A big part of my role at the CFPB is to work on consumer protection measures for military personnel and their families. I’ve visited 37 military installations in the past 18 months, and I can tell you that I have heard over and over again from military homeowners whose house has gone underwater, and who don’t know what to do when they get PCS orders. They’re terrified that a foreclosure will ruin their finances as well as putting their security clearance at risk, and they’re looking for helpful answers. Unfortunately, in too many instances, they haven’t gotten those answers from their mortgage servicer in a timely manner, if at all. In the end, many of them have seen no choice but to avoid foreclosure by leaving their family in the home and going alone to their new duty station – a separation that can last 3 years or more. There are programs and policies out there that might help military homeowners with PCS orders, some of them developed in the last year – and we’re going to hear about a brand-new one shortly from Mr. Edward DeMarco, the Acting Director of the Federal Housing Finance Agency. But in many cases servicemembers haven’t found out about them quickly enough to do any good. Too often they’ve been strung along, given inaccurate information, and kept in the dark as to the status of their case.
We’ve heard from servicemembers who’ve been told they had to be delinquent to qualify for help, and advised to skip a couple of payments; who’ve been asked to sign a waiver of their rights under the Servicemembers Civil Relief Act just to have their case evaluated; who’ve been stalled with repeated demands for loan documents; who’ve been routed to a different loan-servicing official with each call who then makes them start over again from square one; and who’ve even been listed as “not responding to requests for documents” during deployment, despite the fact that their spouse had a power of attorney and was providing all requested information to the servicer.

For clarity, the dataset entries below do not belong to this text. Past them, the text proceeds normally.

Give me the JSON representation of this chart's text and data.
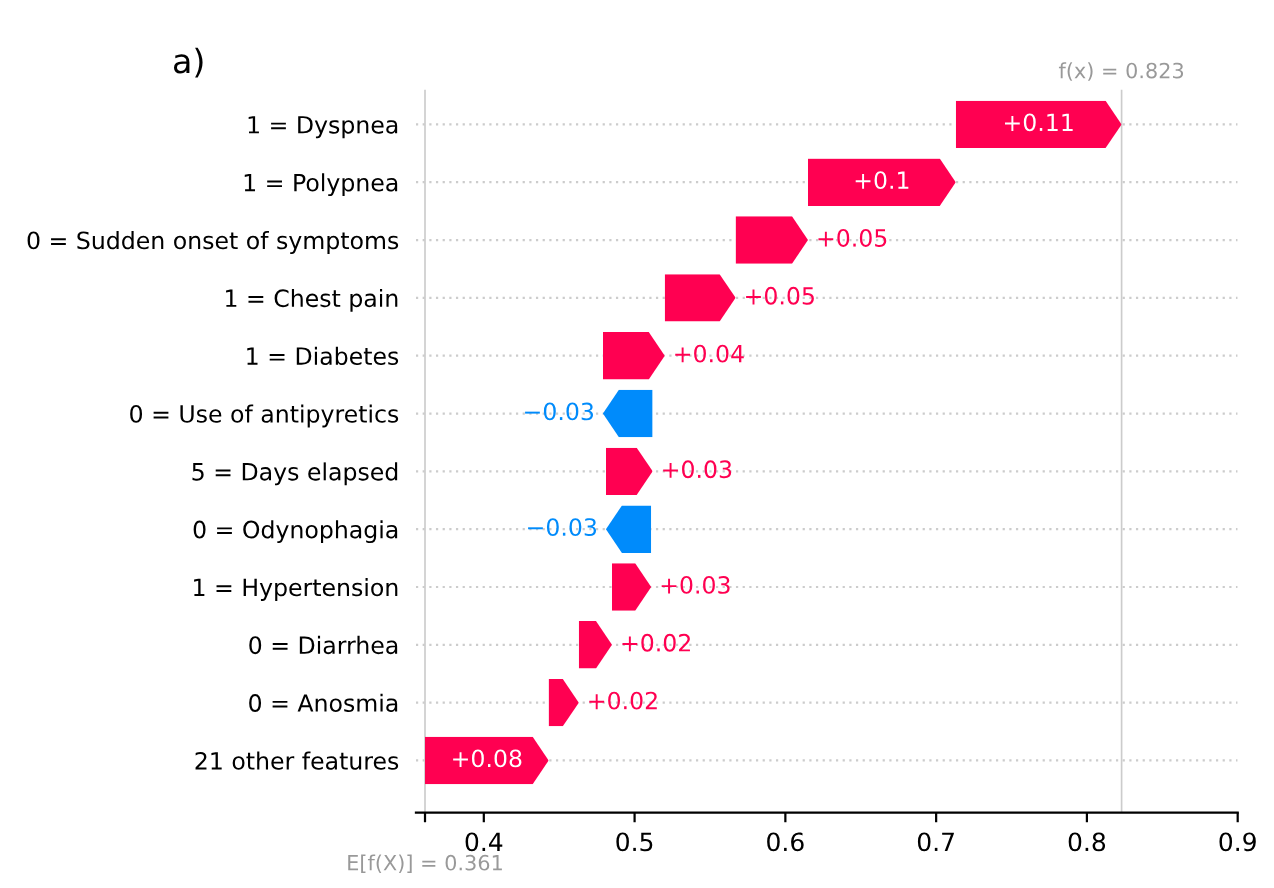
{
  "chart_data": {
    "type": "bar",
    "orientation": "horizontal",
    "title": "a)",
    "categories": [
      "1 = Dyspnea",
      "1 = Polypnea",
      "0 = Sudden onset of symptoms",
      "1 = Chest pain",
      "1 = Diabetes",
      "0 = Use of antipyretics",
      "5 = Days elapsed",
      "0 = Odynophagia",
      "1 = Hypertension",
      "0 = Diarrhea",
      "0 = Anosmia",
      "21 other features"
    ],
    "base": [
      0.713,
      0.615,
      0.567,
      0.52,
      0.479,
      0.512,
      0.481,
      0.511,
      0.485,
      0.463,
      0.443,
      0.361
    ],
    "values": [
      0.11,
      0.098,
      0.048,
      0.047,
      0.041,
      -0.033,
      0.031,
      -0.03,
      0.026,
      0.022,
      0.02,
      0.082
    ],
    "value_labels": [
      "+0.11",
      "+0.1",
      "+0.05",
      "+0.05",
      "+0.04",
      "−0.03",
      "+0.03",
      "−0.03",
      "+0.03",
      "+0.02",
      "+0.02",
      "+0.08"
    ],
    "colors": [
      "#ff0051",
      "#ff0051",
      "#ff0051",
      "#ff0051",
      "#ff0051",
      "#008bfb",
      "#ff0051",
      "#008bfb",
      "#ff0051",
      "#ff0051",
      "#ff0051",
      "#ff0051"
    ],
    "xlim": [
      0.355,
      0.9
    ],
    "xticks": [
      {
        "value": 0.361,
        "label": null
      },
      0.4,
      0.5,
      0.6,
      0.7,
      0.8,
      0.9
    ],
    "ref_lines": [
      {
        "axis": "x",
        "value": 0.823,
        "label": "f(x) = 0.823",
        "color": "#cccccc"
      },
      {
        "axis": "x",
        "value": 0.361,
        "label": "E[f(X)] = 0.361",
        "color": "#cccccc"
      }
    ],
    "grid": "y"
  }
}
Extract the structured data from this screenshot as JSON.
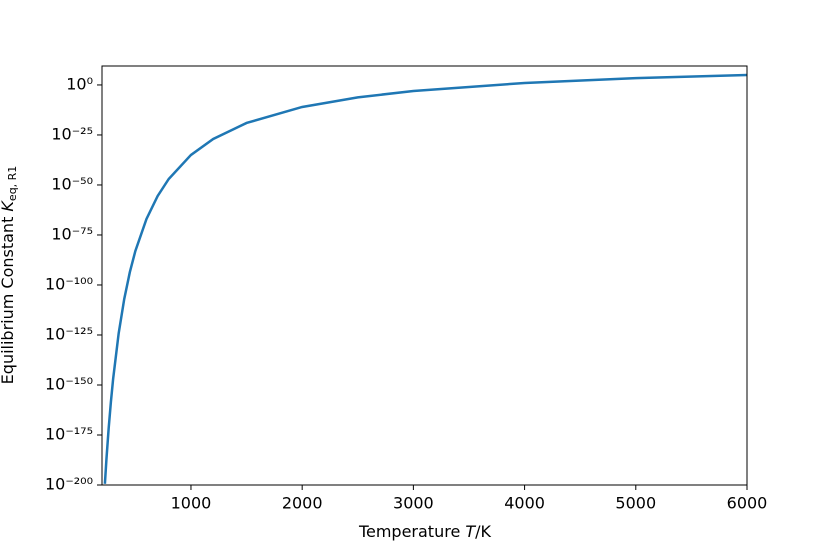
{
  "chart_data": {
    "type": "line",
    "x_label": {
      "text": "Temperature ",
      "symbol": "T",
      "unit": "/K"
    },
    "y_label": {
      "text": "Equilibrium Constant ",
      "symbol": "K",
      "subscript": "eq, R1"
    },
    "x": [
      226,
      240,
      260,
      280,
      300,
      350,
      400,
      450,
      500,
      600,
      700,
      800,
      1000,
      1200,
      1500,
      2000,
      2500,
      3000,
      4000,
      5000,
      6000
    ],
    "series": [
      {
        "color": "#1f77b4",
        "values": [
          4.1e-200,
          1e-187,
          2.4e-172,
          3.7e-159,
          1e-147,
          7.2e-125,
          1e-107,
          2.1e-94,
          1e-83,
          1e-67,
          2.7e-56,
          1e-47,
          1e-35,
          1e-27,
          1e-19,
          1e-11,
          6.3e-07,
          0.001,
          10,
          2500,
          100000
        ]
      }
    ],
    "xlim": [
      200,
      6000
    ],
    "xticks": [
      1000,
      2000,
      3000,
      4000,
      5000,
      6000
    ],
    "ylim": [
      1e-200,
      3000000000.0
    ],
    "yscale": "log",
    "yticks": [
      {
        "value": 1,
        "label": "10⁰"
      },
      {
        "value": 1e-25,
        "label": "10⁻²⁵"
      },
      {
        "value": 1e-50,
        "label": "10⁻⁵⁰"
      },
      {
        "value": 1e-75,
        "label": "10⁻⁷⁵"
      },
      {
        "value": 1e-100,
        "label": "10⁻¹⁰⁰"
      },
      {
        "value": 1e-125,
        "label": "10⁻¹²⁵"
      },
      {
        "value": 1e-150,
        "label": "10⁻¹⁵⁰"
      },
      {
        "value": 1e-175,
        "label": "10⁻¹⁷⁵"
      },
      {
        "value": 1e-200,
        "label": "10⁻²⁰⁰"
      }
    ],
    "grid": false
  }
}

Today the CFPB and the prudential regulators I mentioned earlier are sending a strong message that servicers have an obligation to provide clear, timely, and accurate information to servicemembers when they get PCS orders. The signers are making it clear that they will use their oversight and enforcement powers to ensure that military homeowners get the information they need from their mortgage servicers early enough to make an informed decision that will provide the least damage to their financial readiness.
Military life asks a lot of our all-volunteer force. In times of conflict it may send them across the world into harm’s way, and even in times of peace it requires frequent moves: 24 moves in 37 years in my case. They do what is asked of them faithfully, without question or delay. Is it too much to ask that their mortgage servicers, in turn, serve them well? I don’t think so, and I believe the people who are gathered here today don’t, either.